The swimwear giant last week unveiled the 2021 iterations of the U.S. Federation Suit with their updated fabrics and colorways. These are the suits that will be worn by Dressel — the two-time Olympic gold medalist who will be competing in the 50- and 100-meter freestyle and 100 butterfly — as well as other Speedo-sponsored athletes Hali Flickinger, Jamal Hill, Becca Meyers, Ryan Murphy, Andrew Seliskar and Abbey Weitzeil at the Olympic and Paralympic Games this summer.
For these games, athletes will be able to choose between the Fastskin LZR Pure Intent and Fastskin LZR Pure Valor, depending on the specific demands of their race. The Intent, which features flexible zoned compression, gives the swimmer a wider range of motion, while the Valor is Speedo’s most lightweight suit and features moderate compression along with bonded seams for comfort and speed. Three new fabrics have been employed for these suits that are designed to offer more flexibility, compression and drag reduction in areas that need it.
“We are proud to support athletes on the world stage with the most technologically advanced racing suits, with over 20 years of innovation guiding our current Intent and Valor offerings,” said Speedo North America president Jim Gerson. “We are honored to be on this journey with these special athletes as they represent the USA and compete against the world’s best. We hope to see more records broken and medals won in Speedo suits this summer.”
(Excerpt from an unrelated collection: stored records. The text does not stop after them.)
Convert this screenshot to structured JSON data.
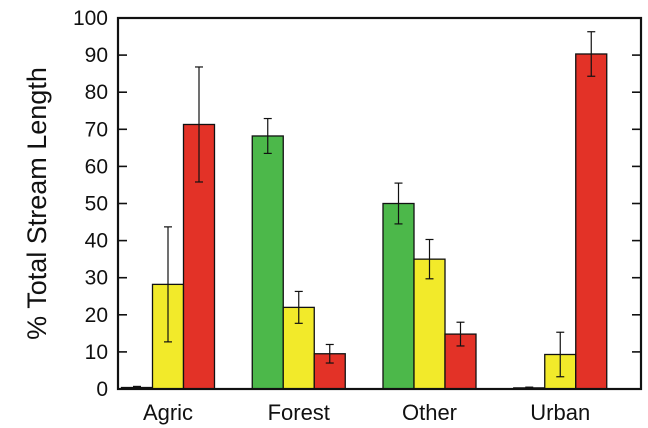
{
  "chart_data": {
    "type": "bar",
    "title": "",
    "xlabel": "",
    "ylabel": "% Total Stream Length",
    "ylim": [
      0,
      100
    ],
    "yticks": [
      0,
      10,
      20,
      30,
      40,
      50,
      60,
      70,
      80,
      90,
      100
    ],
    "categories": [
      "Agric",
      "Forest",
      "Other",
      "Urban"
    ],
    "series": [
      {
        "color": "#4cb84a",
        "values": [
          0.4,
          68.2,
          50.0,
          0.3
        ],
        "error": [
          0.3,
          4.7,
          5.5,
          0.2
        ]
      },
      {
        "color": "#f2ea2a",
        "values": [
          28.2,
          22.0,
          35.0,
          9.3
        ],
        "error": [
          15.5,
          4.3,
          5.3,
          6.0
        ]
      },
      {
        "color": "#e33227",
        "values": [
          71.3,
          9.5,
          14.8,
          90.3
        ],
        "error": [
          15.5,
          2.5,
          3.2,
          6.0
        ]
      }
    ],
    "grid": false,
    "legend": "none",
    "frame_color": "#111111"
  }
}
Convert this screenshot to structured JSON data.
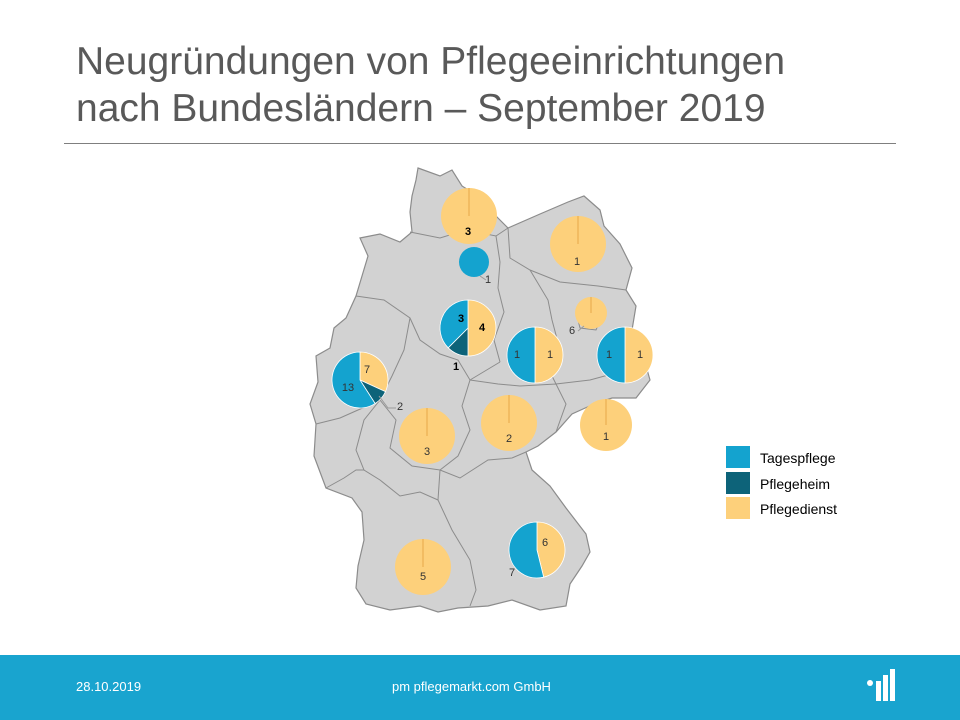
{
  "title": {
    "line1": "Neugründungen von Pflegeeinrichtungen",
    "line2": "nach Bundesländern – September 2019"
  },
  "colors": {
    "tagespflege": "#14a3cf",
    "pflegeheim": "#0d6379",
    "pflegedienst": "#fdd07b",
    "map_fill": "#d2d2d2",
    "map_border": "#8c8c8c",
    "footer": "#19a4cf"
  },
  "chart_data": {
    "type": "pie",
    "title": "Neugründungen von Pflegeeinrichtungen nach Bundesländern – September 2019",
    "legend_position": "right",
    "series_names": [
      "Tagespflege",
      "Pflegeheim",
      "Pflegedienst"
    ],
    "regions": [
      {
        "values": {
          "Tagespflege": 0,
          "Pflegeheim": 0,
          "Pflegedienst": 3
        },
        "labels": [
          "3"
        ]
      },
      {
        "values": {
          "Tagespflege": 1,
          "Pflegeheim": 0,
          "Pflegedienst": 0
        },
        "labels": [
          "1"
        ]
      },
      {
        "values": {
          "Tagespflege": 0,
          "Pflegeheim": 0,
          "Pflegedienst": 1
        },
        "labels": [
          "1"
        ]
      },
      {
        "values": {
          "Tagespflege": 0,
          "Pflegeheim": 0,
          "Pflegedienst": 6
        },
        "labels": [
          "6"
        ]
      },
      {
        "values": {
          "Tagespflege": 3,
          "Pflegeheim": 1,
          "Pflegedienst": 4
        },
        "labels": [
          "3",
          "1",
          "4"
        ]
      },
      {
        "values": {
          "Tagespflege": 1,
          "Pflegeheim": 0,
          "Pflegedienst": 1
        },
        "labels": [
          "1",
          "1"
        ]
      },
      {
        "values": {
          "Tagespflege": 1,
          "Pflegeheim": 0,
          "Pflegedienst": 1
        },
        "labels": [
          "1",
          "1"
        ]
      },
      {
        "values": {
          "Tagespflege": 13,
          "Pflegeheim": 2,
          "Pflegedienst": 7
        },
        "labels": [
          "13",
          "2",
          "7"
        ]
      },
      {
        "values": {
          "Tagespflege": 0,
          "Pflegeheim": 0,
          "Pflegedienst": 3
        },
        "labels": [
          "3"
        ]
      },
      {
        "values": {
          "Tagespflege": 0,
          "Pflegeheim": 0,
          "Pflegedienst": 2
        },
        "labels": [
          "2"
        ]
      },
      {
        "values": {
          "Tagespflege": 0,
          "Pflegeheim": 0,
          "Pflegedienst": 1
        },
        "labels": [
          "1"
        ]
      },
      {
        "values": {
          "Tagespflege": 7,
          "Pflegeheim": 0,
          "Pflegedienst": 6
        },
        "labels": [
          "7",
          "6"
        ]
      },
      {
        "values": {
          "Tagespflege": 0,
          "Pflegeheim": 0,
          "Pflegedienst": 5
        },
        "labels": [
          "5"
        ]
      }
    ]
  },
  "legend": {
    "items": [
      {
        "label": "Tagespflege"
      },
      {
        "label": "Pflegeheim"
      },
      {
        "label": "Pflegedienst"
      }
    ]
  },
  "footer": {
    "date": "28.10.2019",
    "company": "pm pflegemarkt.com GmbH"
  }
}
Gerson characterized Speedo’s place in the sport as “the support mechanism” that allows athletes to compete at their best. And he revealed that since the Fastskin was introduced two years ago, 62 percent of all the world records in the sport were set while swimmers were wearing one of the suits.
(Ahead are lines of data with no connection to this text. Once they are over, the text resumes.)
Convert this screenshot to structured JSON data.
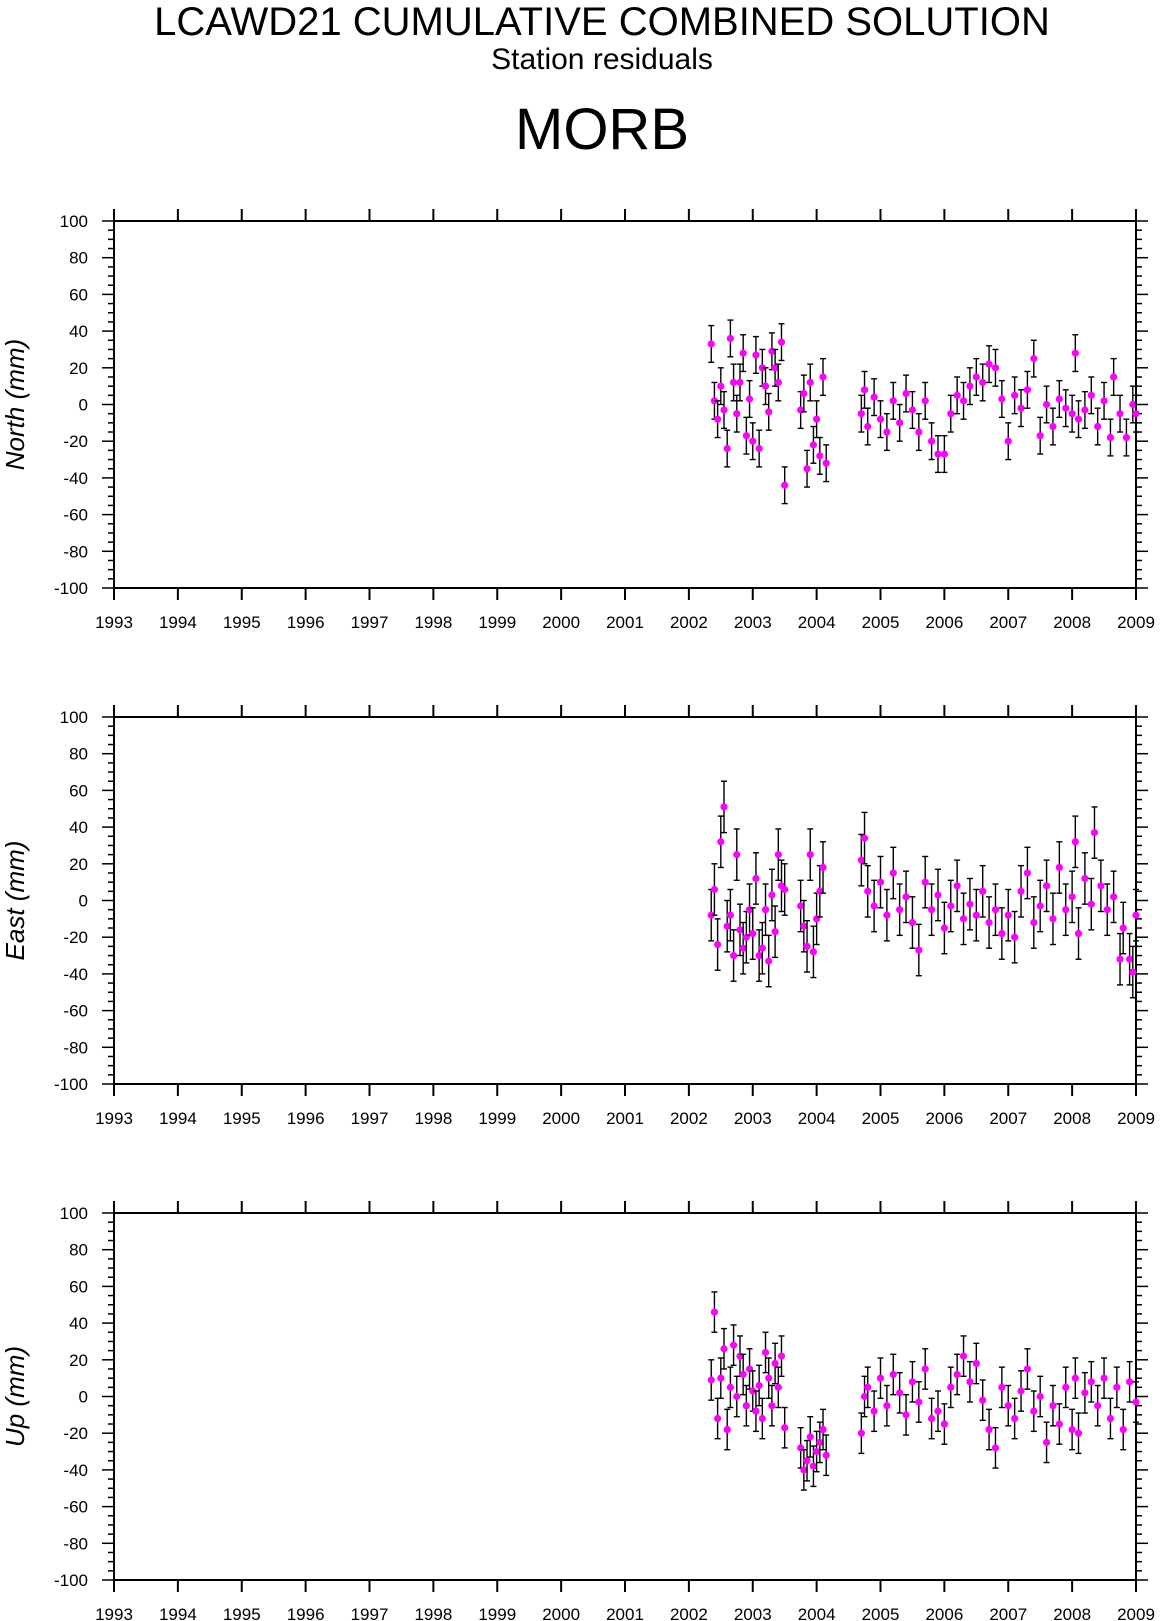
{
  "header": {
    "title": "LCAWD21 CUMULATIVE COMBINED SOLUTION",
    "subtitle": "Station residuals",
    "station": "MORB"
  },
  "colors": {
    "point": "#ff00ff",
    "errorbar": "#000000",
    "axis": "#000000"
  },
  "chart_data": [
    {
      "type": "scatter",
      "ylabel": "North (mm)",
      "xlim": [
        1993,
        2009
      ],
      "ylim": [
        -100,
        100
      ],
      "x_ticks": [
        "1993",
        "1994",
        "1995",
        "1996",
        "1997",
        "1998",
        "1999",
        "2000",
        "2001",
        "2002",
        "2003",
        "2004",
        "2005",
        "2006",
        "2007",
        "2008",
        "2009"
      ],
      "y_ticks": [
        "100",
        "80",
        "60",
        "40",
        "20",
        "0",
        "-20",
        "-40",
        "-60",
        "-80",
        "-100"
      ],
      "error_bar_mm": 10,
      "series": [
        {
          "points": [
            [
              2002.35,
              33
            ],
            [
              2002.4,
              2
            ],
            [
              2002.45,
              -8
            ],
            [
              2002.5,
              10
            ],
            [
              2002.55,
              -3
            ],
            [
              2002.6,
              -24
            ],
            [
              2002.65,
              36
            ],
            [
              2002.7,
              12
            ],
            [
              2002.75,
              -5
            ],
            [
              2002.8,
              12
            ],
            [
              2002.85,
              28
            ],
            [
              2002.9,
              -17
            ],
            [
              2002.95,
              3
            ],
            [
              2003.0,
              -20
            ],
            [
              2003.05,
              27
            ],
            [
              2003.1,
              -24
            ],
            [
              2003.15,
              20
            ],
            [
              2003.2,
              10
            ],
            [
              2003.25,
              -4
            ],
            [
              2003.3,
              29
            ],
            [
              2003.35,
              20
            ],
            [
              2003.4,
              12
            ],
            [
              2003.45,
              34
            ],
            [
              2003.5,
              -44
            ],
            [
              2003.75,
              -3
            ],
            [
              2003.8,
              6
            ],
            [
              2003.85,
              -35
            ],
            [
              2003.9,
              12
            ],
            [
              2003.95,
              -22
            ],
            [
              2004.0,
              -8
            ],
            [
              2004.05,
              -28
            ],
            [
              2004.1,
              15
            ],
            [
              2004.15,
              -32
            ],
            [
              2004.7,
              -5
            ],
            [
              2004.75,
              8
            ],
            [
              2004.8,
              -12
            ],
            [
              2004.9,
              4
            ],
            [
              2005.0,
              -8
            ],
            [
              2005.1,
              -15
            ],
            [
              2005.2,
              2
            ],
            [
              2005.3,
              -10
            ],
            [
              2005.4,
              6
            ],
            [
              2005.5,
              -3
            ],
            [
              2005.6,
              -15
            ],
            [
              2005.7,
              2
            ],
            [
              2005.8,
              -20
            ],
            [
              2005.9,
              -27
            ],
            [
              2006.0,
              -27
            ],
            [
              2006.1,
              -5
            ],
            [
              2006.2,
              5
            ],
            [
              2006.3,
              2
            ],
            [
              2006.4,
              10
            ],
            [
              2006.5,
              15
            ],
            [
              2006.6,
              12
            ],
            [
              2006.7,
              22
            ],
            [
              2006.8,
              20
            ],
            [
              2006.9,
              3
            ],
            [
              2007.0,
              -20
            ],
            [
              2007.1,
              5
            ],
            [
              2007.2,
              -2
            ],
            [
              2007.3,
              8
            ],
            [
              2007.4,
              25
            ],
            [
              2007.5,
              -17
            ],
            [
              2007.6,
              0
            ],
            [
              2007.7,
              -12
            ],
            [
              2007.8,
              3
            ],
            [
              2007.9,
              -2
            ],
            [
              2008.0,
              -5
            ],
            [
              2008.05,
              28
            ],
            [
              2008.1,
              -8
            ],
            [
              2008.2,
              -3
            ],
            [
              2008.3,
              5
            ],
            [
              2008.4,
              -12
            ],
            [
              2008.5,
              2
            ],
            [
              2008.6,
              -18
            ],
            [
              2008.65,
              15
            ],
            [
              2008.75,
              -5
            ],
            [
              2008.85,
              -18
            ],
            [
              2008.95,
              0
            ],
            [
              2009.0,
              -5
            ]
          ]
        }
      ]
    },
    {
      "type": "scatter",
      "ylabel": "East (mm)",
      "xlim": [
        1993,
        2009
      ],
      "ylim": [
        -100,
        100
      ],
      "x_ticks": [
        "1993",
        "1994",
        "1995",
        "1996",
        "1997",
        "1998",
        "1999",
        "2000",
        "2001",
        "2002",
        "2003",
        "2004",
        "2005",
        "2006",
        "2007",
        "2008",
        "2009"
      ],
      "y_ticks": [
        "100",
        "80",
        "60",
        "40",
        "20",
        "0",
        "-20",
        "-40",
        "-60",
        "-80",
        "-100"
      ],
      "error_bar_mm": 14,
      "series": [
        {
          "points": [
            [
              2002.35,
              -8
            ],
            [
              2002.4,
              6
            ],
            [
              2002.45,
              -24
            ],
            [
              2002.5,
              32
            ],
            [
              2002.55,
              51
            ],
            [
              2002.6,
              -14
            ],
            [
              2002.65,
              -8
            ],
            [
              2002.7,
              -30
            ],
            [
              2002.75,
              25
            ],
            [
              2002.8,
              -16
            ],
            [
              2002.85,
              -26
            ],
            [
              2002.9,
              -20
            ],
            [
              2002.95,
              -5
            ],
            [
              2003.0,
              -18
            ],
            [
              2003.05,
              12
            ],
            [
              2003.1,
              -30
            ],
            [
              2003.15,
              -26
            ],
            [
              2003.2,
              -5
            ],
            [
              2003.25,
              -33
            ],
            [
              2003.3,
              3
            ],
            [
              2003.35,
              -17
            ],
            [
              2003.4,
              25
            ],
            [
              2003.45,
              8
            ],
            [
              2003.5,
              6
            ],
            [
              2003.75,
              -3
            ],
            [
              2003.8,
              -14
            ],
            [
              2003.85,
              -25
            ],
            [
              2003.9,
              25
            ],
            [
              2003.95,
              -28
            ],
            [
              2004.0,
              -10
            ],
            [
              2004.05,
              5
            ],
            [
              2004.1,
              18
            ],
            [
              2004.7,
              22
            ],
            [
              2004.75,
              34
            ],
            [
              2004.8,
              5
            ],
            [
              2004.9,
              -3
            ],
            [
              2005.0,
              10
            ],
            [
              2005.1,
              -8
            ],
            [
              2005.2,
              15
            ],
            [
              2005.3,
              -5
            ],
            [
              2005.4,
              2
            ],
            [
              2005.5,
              -12
            ],
            [
              2005.6,
              -27
            ],
            [
              2005.7,
              10
            ],
            [
              2005.8,
              -5
            ],
            [
              2005.9,
              3
            ],
            [
              2006.0,
              -15
            ],
            [
              2006.1,
              -3
            ],
            [
              2006.2,
              8
            ],
            [
              2006.3,
              -10
            ],
            [
              2006.4,
              -2
            ],
            [
              2006.5,
              -8
            ],
            [
              2006.6,
              5
            ],
            [
              2006.7,
              -12
            ],
            [
              2006.8,
              -5
            ],
            [
              2006.9,
              -18
            ],
            [
              2007.0,
              -8
            ],
            [
              2007.1,
              -20
            ],
            [
              2007.2,
              5
            ],
            [
              2007.3,
              15
            ],
            [
              2007.4,
              -12
            ],
            [
              2007.5,
              -3
            ],
            [
              2007.6,
              8
            ],
            [
              2007.7,
              -10
            ],
            [
              2007.8,
              18
            ],
            [
              2007.9,
              -5
            ],
            [
              2008.0,
              2
            ],
            [
              2008.05,
              32
            ],
            [
              2008.1,
              -18
            ],
            [
              2008.2,
              12
            ],
            [
              2008.3,
              -2
            ],
            [
              2008.35,
              37
            ],
            [
              2008.45,
              8
            ],
            [
              2008.55,
              -5
            ],
            [
              2008.65,
              2
            ],
            [
              2008.75,
              -32
            ],
            [
              2008.8,
              -15
            ],
            [
              2008.9,
              -32
            ],
            [
              2008.95,
              -39
            ],
            [
              2009.0,
              -8
            ]
          ]
        }
      ]
    },
    {
      "type": "scatter",
      "ylabel": "Up (mm)",
      "xlim": [
        1993,
        2009
      ],
      "ylim": [
        -100,
        100
      ],
      "x_ticks": [
        "1993",
        "1994",
        "1995",
        "1996",
        "1997",
        "1998",
        "1999",
        "2000",
        "2001",
        "2002",
        "2003",
        "2004",
        "2005",
        "2006",
        "2007",
        "2008",
        "2009"
      ],
      "y_ticks": [
        "100",
        "80",
        "60",
        "40",
        "20",
        "0",
        "-20",
        "-40",
        "-60",
        "-80",
        "-100"
      ],
      "error_bar_mm": 11,
      "series": [
        {
          "points": [
            [
              2002.35,
              9
            ],
            [
              2002.4,
              46
            ],
            [
              2002.45,
              -12
            ],
            [
              2002.5,
              10
            ],
            [
              2002.55,
              26
            ],
            [
              2002.6,
              -18
            ],
            [
              2002.65,
              5
            ],
            [
              2002.7,
              28
            ],
            [
              2002.75,
              0
            ],
            [
              2002.8,
              22
            ],
            [
              2002.85,
              12
            ],
            [
              2002.9,
              -5
            ],
            [
              2002.95,
              15
            ],
            [
              2003.0,
              3
            ],
            [
              2003.05,
              -8
            ],
            [
              2003.1,
              6
            ],
            [
              2003.15,
              -12
            ],
            [
              2003.2,
              24
            ],
            [
              2003.25,
              10
            ],
            [
              2003.3,
              -5
            ],
            [
              2003.35,
              18
            ],
            [
              2003.4,
              5
            ],
            [
              2003.45,
              22
            ],
            [
              2003.5,
              -17
            ],
            [
              2003.75,
              -28
            ],
            [
              2003.8,
              -40
            ],
            [
              2003.85,
              -35
            ],
            [
              2003.9,
              -22
            ],
            [
              2003.95,
              -38
            ],
            [
              2004.0,
              -30
            ],
            [
              2004.05,
              -25
            ],
            [
              2004.1,
              -18
            ],
            [
              2004.15,
              -32
            ],
            [
              2004.7,
              -20
            ],
            [
              2004.75,
              0
            ],
            [
              2004.8,
              5
            ],
            [
              2004.9,
              -8
            ],
            [
              2005.0,
              10
            ],
            [
              2005.1,
              -5
            ],
            [
              2005.2,
              12
            ],
            [
              2005.3,
              2
            ],
            [
              2005.4,
              -10
            ],
            [
              2005.5,
              8
            ],
            [
              2005.6,
              -3
            ],
            [
              2005.7,
              15
            ],
            [
              2005.8,
              -12
            ],
            [
              2005.9,
              -8
            ],
            [
              2006.0,
              -15
            ],
            [
              2006.1,
              5
            ],
            [
              2006.2,
              12
            ],
            [
              2006.3,
              22
            ],
            [
              2006.4,
              8
            ],
            [
              2006.5,
              18
            ],
            [
              2006.6,
              -2
            ],
            [
              2006.7,
              -18
            ],
            [
              2006.8,
              -28
            ],
            [
              2006.9,
              5
            ],
            [
              2007.0,
              -5
            ],
            [
              2007.1,
              -12
            ],
            [
              2007.2,
              3
            ],
            [
              2007.3,
              15
            ],
            [
              2007.4,
              -8
            ],
            [
              2007.5,
              0
            ],
            [
              2007.6,
              -25
            ],
            [
              2007.7,
              -5
            ],
            [
              2007.8,
              -15
            ],
            [
              2007.9,
              5
            ],
            [
              2008.0,
              -18
            ],
            [
              2008.05,
              10
            ],
            [
              2008.1,
              -20
            ],
            [
              2008.2,
              2
            ],
            [
              2008.3,
              8
            ],
            [
              2008.4,
              -5
            ],
            [
              2008.5,
              10
            ],
            [
              2008.6,
              -12
            ],
            [
              2008.7,
              5
            ],
            [
              2008.8,
              -18
            ],
            [
              2008.9,
              8
            ],
            [
              2009.0,
              -3
            ]
          ]
        }
      ]
    }
  ]
}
While the 2021 version of the Fastskin is not dramatically different than that used in the last Games, Gerson said research continues to further enhance the technology. He showed a video of the brand’s vision of Fastskin 2040 that could feature adaptive lock seals, a built-in exoskeleton and even a chip that would provide live feedback to coaches and athletes on their performance.
Fastskin was created by working with research institutes from around the world and by studying sharks and how they reduce drag when they swim. For the latest version, Speedo also worked with the Natural History Museum in London and Formula 1.
Last year, PVH Corp. sold the Speedo North America business to Pentland Group, the U.K.-based parent of Speedo International, for $170 million in cash.